In the UK, volunteers underwent a series of simulated tests while fMRIs captured their brain activity. Participants were shown movies of where they were, given a goal of where to go, and then told to either make a left or a right to reach their end destination.
When the volunteers were navigating on their own - without GPS - researchers noted spikes of activity in the hippocampus, which is involved in memory and spatial navigation; and in the prefrontal cortex, a key area for planning and decision making.
Then, when the participants were using GPS, the hippocampus and prefrontal cortex went completely inactive. This told the researchers that, when GPS does the thinking and planning for you, your brain basically checks out.
Using the hippocampus is super important, because we suspect it stores mental maps, sort of like our brain's very own GPS. It help us remember where we've been and where we're going in 3-dimensional space. The hippocampus helps us picture what's in front of us, and the prefrontal cortex helps us decide which way we should turn.

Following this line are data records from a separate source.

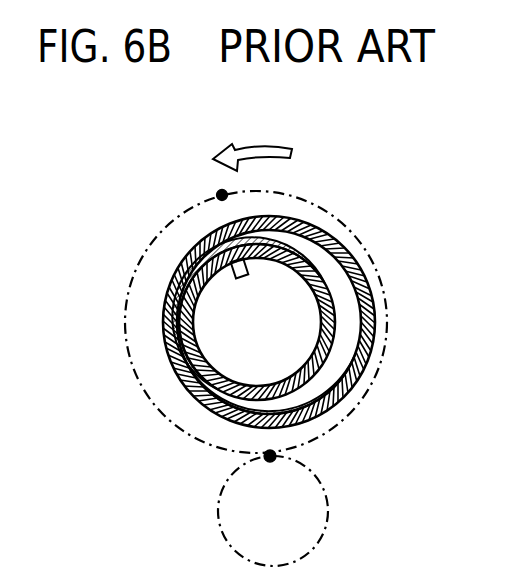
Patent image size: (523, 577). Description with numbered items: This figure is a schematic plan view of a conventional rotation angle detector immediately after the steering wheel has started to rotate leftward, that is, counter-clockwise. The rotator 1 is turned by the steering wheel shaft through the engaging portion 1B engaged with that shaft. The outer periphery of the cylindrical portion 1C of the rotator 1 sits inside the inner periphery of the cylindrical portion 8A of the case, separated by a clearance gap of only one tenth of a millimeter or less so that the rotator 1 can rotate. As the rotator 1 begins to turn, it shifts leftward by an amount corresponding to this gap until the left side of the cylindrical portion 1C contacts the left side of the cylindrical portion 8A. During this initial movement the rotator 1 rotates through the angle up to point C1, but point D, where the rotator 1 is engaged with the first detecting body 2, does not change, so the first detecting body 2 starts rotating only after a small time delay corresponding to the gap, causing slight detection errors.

The rotator 1 is at (385, 360).
The engaging portion 1B is at (248, 266).
The cylindrical portion 1C is at (332, 306).
The cylindrical portion 8A is at (185, 355).
The first detecting body 2 is at (250, 515).
The point C1 is at (218, 194).
The point D is at (275, 458).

These findings corroborate another study which found that when we rely on GPS, we stare at our screens way more and disengage from the outside world. Do you remember what it was like to drive before GPS? We had to work hard to pay attention to our surroundings, assemble pictures in our heads, remember landmarks, roads, intersections and we had to improvise quicker routes all on our own. But when we rely on GPS, we're focusing more on the blue lines and dots on a screen than on the journey itself.